How Many Days Does It Take for a Habit to Become a Lifestyle?
The only right answer is: “as long as it takes.”
It depends on a person and on a habit. It’s easier to develop and embrace a habit of gulping a glass of water first thing in the morning than to write 1,000 words a day.
There was only one half-reliable scientific study done on how long it takes to develop a habit. The conclusion was any period between 18 and 254 days.
Why half-reliable? I developed some habits faster than in 18 days. I struggled for years with some habits. Reality always beats scientific conclusions.
Lifestyle
But “lifestyle” is not a habit. What it is, anyway? The definition says it is:
the way in which a person lives
In other words, it’s just the way it is. Quite close to the habit definition:
a settled or regular tendency or practice, especially one that is hard to give up
Thus, if you have a settled practice, it definitely is a part of the way you live.
So, how many days?
A habit becomes a lifestyle when it becomes automatic.
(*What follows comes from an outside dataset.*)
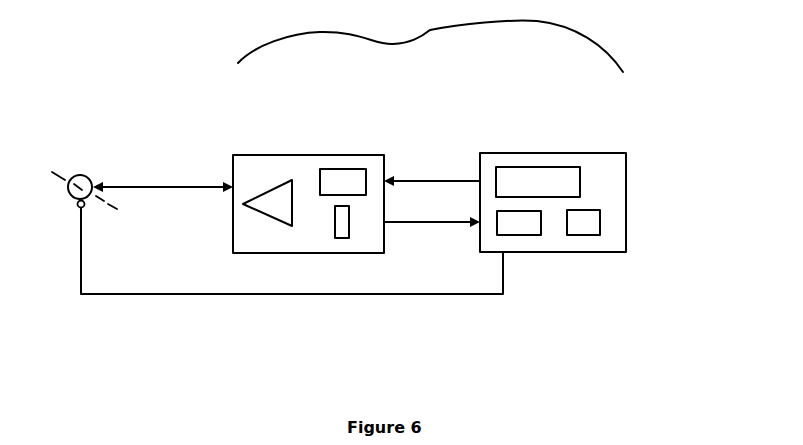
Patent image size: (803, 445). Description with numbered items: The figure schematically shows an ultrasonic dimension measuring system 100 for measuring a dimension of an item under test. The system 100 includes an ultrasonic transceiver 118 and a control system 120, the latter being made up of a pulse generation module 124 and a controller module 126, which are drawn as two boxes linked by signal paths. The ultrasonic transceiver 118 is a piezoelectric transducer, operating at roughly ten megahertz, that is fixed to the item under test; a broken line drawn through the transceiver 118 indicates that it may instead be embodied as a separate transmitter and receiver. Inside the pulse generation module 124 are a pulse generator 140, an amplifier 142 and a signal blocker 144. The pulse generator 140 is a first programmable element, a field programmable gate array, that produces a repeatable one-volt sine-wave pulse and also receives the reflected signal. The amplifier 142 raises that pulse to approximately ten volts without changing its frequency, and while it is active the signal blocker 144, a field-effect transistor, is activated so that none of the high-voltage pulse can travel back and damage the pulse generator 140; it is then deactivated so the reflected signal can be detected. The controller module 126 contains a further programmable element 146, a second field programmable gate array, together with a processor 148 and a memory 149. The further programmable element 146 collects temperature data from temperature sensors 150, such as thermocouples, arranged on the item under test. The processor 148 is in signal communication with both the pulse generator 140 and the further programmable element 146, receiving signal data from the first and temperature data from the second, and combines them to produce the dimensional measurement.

You don’t think or ponder the specific action, you just do it.
One habit I developed when working on my weight loss was running stairs instead of keeping a normal pace. I wanted to have a habit that I could integrate into my daily life that would burn some additional calories.
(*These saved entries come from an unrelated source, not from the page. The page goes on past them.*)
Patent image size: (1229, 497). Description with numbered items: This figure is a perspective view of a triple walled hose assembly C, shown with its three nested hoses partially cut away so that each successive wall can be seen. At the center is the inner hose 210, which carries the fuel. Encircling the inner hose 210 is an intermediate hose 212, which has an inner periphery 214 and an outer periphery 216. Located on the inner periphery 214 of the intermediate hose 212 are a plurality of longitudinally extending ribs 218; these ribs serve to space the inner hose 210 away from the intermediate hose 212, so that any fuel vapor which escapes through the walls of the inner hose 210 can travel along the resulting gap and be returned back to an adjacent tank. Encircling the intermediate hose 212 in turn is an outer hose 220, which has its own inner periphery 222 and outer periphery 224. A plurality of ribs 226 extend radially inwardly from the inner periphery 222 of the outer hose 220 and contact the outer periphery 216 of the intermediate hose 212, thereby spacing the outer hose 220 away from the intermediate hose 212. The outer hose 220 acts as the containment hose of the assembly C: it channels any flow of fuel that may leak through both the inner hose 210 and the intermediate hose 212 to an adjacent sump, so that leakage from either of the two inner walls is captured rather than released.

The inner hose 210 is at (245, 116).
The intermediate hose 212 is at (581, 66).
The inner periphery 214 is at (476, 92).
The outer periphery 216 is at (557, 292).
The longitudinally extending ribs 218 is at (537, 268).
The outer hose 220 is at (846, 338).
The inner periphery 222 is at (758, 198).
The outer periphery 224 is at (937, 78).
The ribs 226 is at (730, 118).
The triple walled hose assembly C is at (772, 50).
Oh boy, I succeeded! I don’t talk about weight loss (I succeeded at this too), but about automation.
I vividly remember approaching stairs about a year or two after developing that habit. I kept the normal, slow, pace. I felt uneasy. Something was wrong.
Then, I realized: I don’t run. I beat this habit so much into me that I felt weird while not doing it.
For my three teenagers brushing their teeth still isn’t a part of their lifestyle. It is for me.
I’d say, the research about habits was loosely right. The period of 254 days is probably enough for 97.725% of habits to become automatic (based on the normal distribution and standard variation).
The remaining 2+%? It takes even longer.